Layla Robinson — Partnership & Strategy Director, Research Data Scotland

Layla oversees RDS’s partnerships, communications and public engagement work. Layla has 20 years experience of working these areas and related fields, mainly around health research. This includes in the charity, private and research sectors.

James Liley — Assistant Professor of Statistics, Durham University

James is an assistant professor of statistics at Durham University. He has worked with TREs through the development of the SPARRA score in Scotland.

Christan Cole — Senior Lecturer, Health Informatics, University of Dundee and Research Lead, Health Informatics Centre

Chris’ research interests include improving access to and capability within trusted research environments, and closing the loop of translating machine learning research outputs into routine use.

Emily Jefferson — CTO, HDR UK

Emily is interested in working across TREs to support them to adopt the tools and methods developed by this project. She previously led the GRAIMATTER Dare project (https://dareuk.org.uk/sprint-exemplar-project-graimatter/), investigating disclosure control of AI algorithms, and brings that experience to this endeavour.

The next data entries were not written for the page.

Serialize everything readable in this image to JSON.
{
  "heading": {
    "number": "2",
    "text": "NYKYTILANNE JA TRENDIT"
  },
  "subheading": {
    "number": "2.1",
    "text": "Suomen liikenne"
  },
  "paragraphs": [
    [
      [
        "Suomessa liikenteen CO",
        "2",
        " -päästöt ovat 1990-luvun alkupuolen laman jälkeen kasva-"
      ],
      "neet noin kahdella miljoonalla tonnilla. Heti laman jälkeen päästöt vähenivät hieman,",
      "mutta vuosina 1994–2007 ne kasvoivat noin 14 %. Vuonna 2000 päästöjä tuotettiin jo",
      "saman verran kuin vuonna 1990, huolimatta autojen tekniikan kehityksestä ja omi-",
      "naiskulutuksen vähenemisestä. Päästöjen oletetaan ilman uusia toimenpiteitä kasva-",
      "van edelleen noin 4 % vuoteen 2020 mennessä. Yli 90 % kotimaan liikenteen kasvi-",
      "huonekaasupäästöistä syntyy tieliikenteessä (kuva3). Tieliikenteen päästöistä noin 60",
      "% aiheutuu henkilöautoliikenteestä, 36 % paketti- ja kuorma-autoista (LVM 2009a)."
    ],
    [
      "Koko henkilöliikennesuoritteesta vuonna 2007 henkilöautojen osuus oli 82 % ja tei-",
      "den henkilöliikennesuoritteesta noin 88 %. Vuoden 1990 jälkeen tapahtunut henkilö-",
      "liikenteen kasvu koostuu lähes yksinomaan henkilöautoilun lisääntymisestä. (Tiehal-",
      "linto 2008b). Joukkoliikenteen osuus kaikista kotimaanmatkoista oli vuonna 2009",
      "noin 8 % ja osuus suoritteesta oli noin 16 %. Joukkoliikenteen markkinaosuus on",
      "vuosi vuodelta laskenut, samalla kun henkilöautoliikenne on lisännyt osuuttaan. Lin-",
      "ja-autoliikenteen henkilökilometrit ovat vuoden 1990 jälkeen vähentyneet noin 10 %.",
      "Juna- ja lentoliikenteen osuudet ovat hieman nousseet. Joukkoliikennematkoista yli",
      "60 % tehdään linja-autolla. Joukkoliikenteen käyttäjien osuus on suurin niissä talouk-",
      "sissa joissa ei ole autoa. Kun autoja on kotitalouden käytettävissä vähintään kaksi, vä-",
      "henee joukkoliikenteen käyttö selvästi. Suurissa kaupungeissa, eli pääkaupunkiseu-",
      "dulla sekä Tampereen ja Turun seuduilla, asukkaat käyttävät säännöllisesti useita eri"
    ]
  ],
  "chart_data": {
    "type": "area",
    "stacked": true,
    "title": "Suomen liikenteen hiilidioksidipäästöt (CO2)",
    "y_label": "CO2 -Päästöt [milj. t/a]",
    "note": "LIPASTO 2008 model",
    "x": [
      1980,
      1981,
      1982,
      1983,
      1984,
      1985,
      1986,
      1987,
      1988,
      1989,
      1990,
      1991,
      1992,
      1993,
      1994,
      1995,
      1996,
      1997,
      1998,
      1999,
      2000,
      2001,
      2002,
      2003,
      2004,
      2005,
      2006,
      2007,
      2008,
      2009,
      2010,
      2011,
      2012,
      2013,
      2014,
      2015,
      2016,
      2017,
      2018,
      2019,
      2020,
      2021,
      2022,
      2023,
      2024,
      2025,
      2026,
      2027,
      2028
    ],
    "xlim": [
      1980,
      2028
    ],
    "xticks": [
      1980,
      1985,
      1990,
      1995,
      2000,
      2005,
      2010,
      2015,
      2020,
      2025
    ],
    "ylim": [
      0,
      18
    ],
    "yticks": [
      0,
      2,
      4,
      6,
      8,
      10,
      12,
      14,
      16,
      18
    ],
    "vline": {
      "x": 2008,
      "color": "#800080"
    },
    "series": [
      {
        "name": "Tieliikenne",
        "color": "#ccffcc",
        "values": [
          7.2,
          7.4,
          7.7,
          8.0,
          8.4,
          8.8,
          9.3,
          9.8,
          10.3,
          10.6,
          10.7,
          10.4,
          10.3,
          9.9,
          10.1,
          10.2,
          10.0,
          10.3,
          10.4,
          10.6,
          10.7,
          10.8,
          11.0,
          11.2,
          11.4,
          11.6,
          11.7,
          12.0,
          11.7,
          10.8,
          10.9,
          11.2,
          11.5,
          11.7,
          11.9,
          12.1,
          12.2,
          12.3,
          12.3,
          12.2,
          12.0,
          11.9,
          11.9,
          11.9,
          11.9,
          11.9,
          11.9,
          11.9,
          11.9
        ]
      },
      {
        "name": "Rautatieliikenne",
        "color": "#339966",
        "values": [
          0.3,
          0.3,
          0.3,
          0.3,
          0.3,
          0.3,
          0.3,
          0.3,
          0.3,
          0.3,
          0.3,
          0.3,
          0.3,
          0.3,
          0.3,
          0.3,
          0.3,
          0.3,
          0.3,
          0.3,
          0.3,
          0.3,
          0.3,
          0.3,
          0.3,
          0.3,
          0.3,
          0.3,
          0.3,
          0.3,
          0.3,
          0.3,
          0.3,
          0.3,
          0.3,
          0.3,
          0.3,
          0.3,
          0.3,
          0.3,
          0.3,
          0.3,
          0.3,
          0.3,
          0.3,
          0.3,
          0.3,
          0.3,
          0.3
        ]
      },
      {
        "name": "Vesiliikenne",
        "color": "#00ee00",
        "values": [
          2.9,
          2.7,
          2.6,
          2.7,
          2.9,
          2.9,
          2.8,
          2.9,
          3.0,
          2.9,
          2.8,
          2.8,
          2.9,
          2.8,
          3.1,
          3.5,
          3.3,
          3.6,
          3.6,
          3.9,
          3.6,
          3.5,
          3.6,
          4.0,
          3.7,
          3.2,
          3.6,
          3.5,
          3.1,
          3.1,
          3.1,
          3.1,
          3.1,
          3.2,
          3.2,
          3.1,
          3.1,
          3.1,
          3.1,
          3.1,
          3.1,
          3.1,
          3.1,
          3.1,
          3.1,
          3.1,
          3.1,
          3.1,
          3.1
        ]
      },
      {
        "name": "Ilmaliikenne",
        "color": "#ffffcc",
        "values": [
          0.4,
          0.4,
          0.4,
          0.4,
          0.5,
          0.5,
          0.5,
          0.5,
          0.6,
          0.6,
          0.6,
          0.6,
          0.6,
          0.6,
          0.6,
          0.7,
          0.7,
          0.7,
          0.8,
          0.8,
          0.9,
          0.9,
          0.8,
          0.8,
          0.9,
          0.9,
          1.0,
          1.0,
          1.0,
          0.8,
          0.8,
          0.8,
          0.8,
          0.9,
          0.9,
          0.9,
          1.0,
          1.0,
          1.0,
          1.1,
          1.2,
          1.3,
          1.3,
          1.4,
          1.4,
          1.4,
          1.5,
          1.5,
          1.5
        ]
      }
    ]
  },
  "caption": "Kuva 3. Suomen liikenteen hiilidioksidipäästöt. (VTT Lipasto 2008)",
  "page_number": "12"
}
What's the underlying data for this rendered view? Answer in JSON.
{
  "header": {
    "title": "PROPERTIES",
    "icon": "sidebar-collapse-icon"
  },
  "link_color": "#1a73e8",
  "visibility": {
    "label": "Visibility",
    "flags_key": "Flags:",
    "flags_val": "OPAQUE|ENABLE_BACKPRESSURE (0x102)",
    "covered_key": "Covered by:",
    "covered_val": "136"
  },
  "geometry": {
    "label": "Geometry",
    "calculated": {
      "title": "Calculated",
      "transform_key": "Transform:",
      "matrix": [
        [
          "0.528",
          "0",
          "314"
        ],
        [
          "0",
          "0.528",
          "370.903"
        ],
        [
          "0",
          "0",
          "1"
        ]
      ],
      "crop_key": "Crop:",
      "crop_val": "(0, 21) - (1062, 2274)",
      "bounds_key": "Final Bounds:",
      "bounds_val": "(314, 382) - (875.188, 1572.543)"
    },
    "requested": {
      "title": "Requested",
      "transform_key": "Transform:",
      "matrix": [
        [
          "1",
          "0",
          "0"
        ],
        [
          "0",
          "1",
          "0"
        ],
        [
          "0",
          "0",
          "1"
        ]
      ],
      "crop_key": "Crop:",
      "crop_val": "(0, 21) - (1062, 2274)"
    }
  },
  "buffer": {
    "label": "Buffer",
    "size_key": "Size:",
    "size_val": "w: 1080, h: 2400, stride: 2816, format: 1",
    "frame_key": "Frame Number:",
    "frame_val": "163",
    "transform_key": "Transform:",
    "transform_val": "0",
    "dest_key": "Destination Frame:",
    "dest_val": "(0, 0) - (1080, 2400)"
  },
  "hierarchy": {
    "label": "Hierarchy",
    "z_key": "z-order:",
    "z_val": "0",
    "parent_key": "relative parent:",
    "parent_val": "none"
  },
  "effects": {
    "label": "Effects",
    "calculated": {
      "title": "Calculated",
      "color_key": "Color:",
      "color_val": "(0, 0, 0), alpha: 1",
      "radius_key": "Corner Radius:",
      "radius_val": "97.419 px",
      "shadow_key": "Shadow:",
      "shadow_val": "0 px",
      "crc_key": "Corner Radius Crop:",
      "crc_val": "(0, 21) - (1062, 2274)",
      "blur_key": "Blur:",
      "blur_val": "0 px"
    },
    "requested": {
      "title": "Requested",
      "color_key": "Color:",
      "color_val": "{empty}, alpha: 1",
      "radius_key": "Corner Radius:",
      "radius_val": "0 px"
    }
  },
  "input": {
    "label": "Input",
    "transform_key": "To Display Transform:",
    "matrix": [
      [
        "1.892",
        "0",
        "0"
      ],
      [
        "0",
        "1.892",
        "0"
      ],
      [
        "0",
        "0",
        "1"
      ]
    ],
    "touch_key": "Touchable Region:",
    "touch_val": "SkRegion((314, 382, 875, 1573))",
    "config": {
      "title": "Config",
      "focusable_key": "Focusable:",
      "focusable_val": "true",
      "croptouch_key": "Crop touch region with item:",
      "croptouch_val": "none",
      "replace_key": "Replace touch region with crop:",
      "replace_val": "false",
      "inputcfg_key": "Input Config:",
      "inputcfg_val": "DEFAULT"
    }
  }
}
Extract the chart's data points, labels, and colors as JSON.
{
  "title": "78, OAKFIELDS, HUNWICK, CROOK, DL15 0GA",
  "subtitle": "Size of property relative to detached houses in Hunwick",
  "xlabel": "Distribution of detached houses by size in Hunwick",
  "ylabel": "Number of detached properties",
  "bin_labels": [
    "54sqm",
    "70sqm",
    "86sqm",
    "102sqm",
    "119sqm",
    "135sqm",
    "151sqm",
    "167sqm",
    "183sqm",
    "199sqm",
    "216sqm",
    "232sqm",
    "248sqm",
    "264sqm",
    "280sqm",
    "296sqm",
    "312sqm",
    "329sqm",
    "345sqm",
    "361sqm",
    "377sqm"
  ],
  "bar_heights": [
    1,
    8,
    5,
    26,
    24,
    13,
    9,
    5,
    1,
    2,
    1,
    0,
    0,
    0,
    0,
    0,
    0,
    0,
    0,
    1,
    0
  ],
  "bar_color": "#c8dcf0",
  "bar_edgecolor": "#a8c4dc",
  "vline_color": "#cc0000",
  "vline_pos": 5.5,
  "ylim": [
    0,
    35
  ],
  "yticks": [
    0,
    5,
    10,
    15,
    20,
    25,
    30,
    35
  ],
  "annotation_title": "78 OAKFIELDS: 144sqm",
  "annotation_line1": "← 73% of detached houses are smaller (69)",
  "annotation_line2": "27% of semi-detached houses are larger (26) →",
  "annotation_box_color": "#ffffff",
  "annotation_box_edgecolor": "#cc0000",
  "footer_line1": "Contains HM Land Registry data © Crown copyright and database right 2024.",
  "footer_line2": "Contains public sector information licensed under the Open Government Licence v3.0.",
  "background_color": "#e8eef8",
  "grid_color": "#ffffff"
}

Michael Sibley — Service Manager, EDRIS (electronic Data, Research & Innovation Service) in Public Health Scotland

Michael has been with eDRIS for three years but in PHS and its precursor organisations, since 2004. His role in eDRIS is business manager involving looking after line management, finances, recruitment, National Safe Haven oversight and also general business processes such as SDC and data sign outs. Michael graduated in 1995 with a BSc in Cellular and Molecular Biology from the University of Essex and completed his MSc in Computing Studies in 1999.

Simon Rogers — Senior Technical Consultant at National Services Scotland

Simon is a senior technical consultant at National Services Scotland (a specialist health board within NHS Scotland) where he specialises in the use of Machine Learning and Artificial Intelligence. He has a PhD in machine learning (University of Bristol) and prior to joining the NHS spent 10 years as a machine learning academic within the School of Computing Science at the University of Glasgow.

Katherine O’Sullivan — Operation Lead, DaSH

Katherine O’Sullivan is Operational Lead of the Grampian Data Safe Haven, a Trusted Research Environment collaboration between NHS Grampian and the University of Aberdeen. She is responsible for the operation and project management of DaSH. She is also a Co-Investigator on the DARE UK project SARA and a Co-Investigator on the Research Data Scotland Systems Development Fund supporting federated learning and knowledge exchange across the Scottish Safe Haven Network.

Maha Albashir — Software Engineer, UWE

Maha finished their BSc in electrical and electronics engineering and specialised in software engineering. Maha worked as a software test engineer for 2 years and completed their masters in data science at UWE in 2022.

Felix Ritchie — Professor of Applied Economics and Director of DRAGoN, UWE

Felix has been working with confidential data, as both researcher and designer of data access procedures, for over thirty years. He is responsible for many of the key developments in research data governance, including the Five Safes, active researcher management, the principles-based approach to data governance, and output-based statistical disclosure control.

Richard Preen — Senior Research Fellow, UWE

Richard works on the technical development of the main SACRO engine and the integration of support for machine learning outputs. He has previously worked on a wide range of AI projects, including the design of physical systems such as wind turbines and microbial fuel cells, the design of novel hypergraph partitioning algorithms, and the development of a platform for the artificial evolution and assessment of nanoparticle-based drug delivery systems. Most recently he has worked on the GRAIMATTER Dare project investigating privacy attacks and defences of trained machine learning models.

Ben Butler-Cole — Director of Engineering, Bennett Institute for Applied Data Science.

Ben Butler-Cole is the Director of Engineering at the Bennett Institute for Applied Data Science. He runs the Bennett Institute’s engineering team. The Bennett Institute built OpenSAFELY, a secure, transparent, open-source platform for TRE deployment and runs the TREs OpenSAFELY-TPP and OpenSAFELY-EMIS.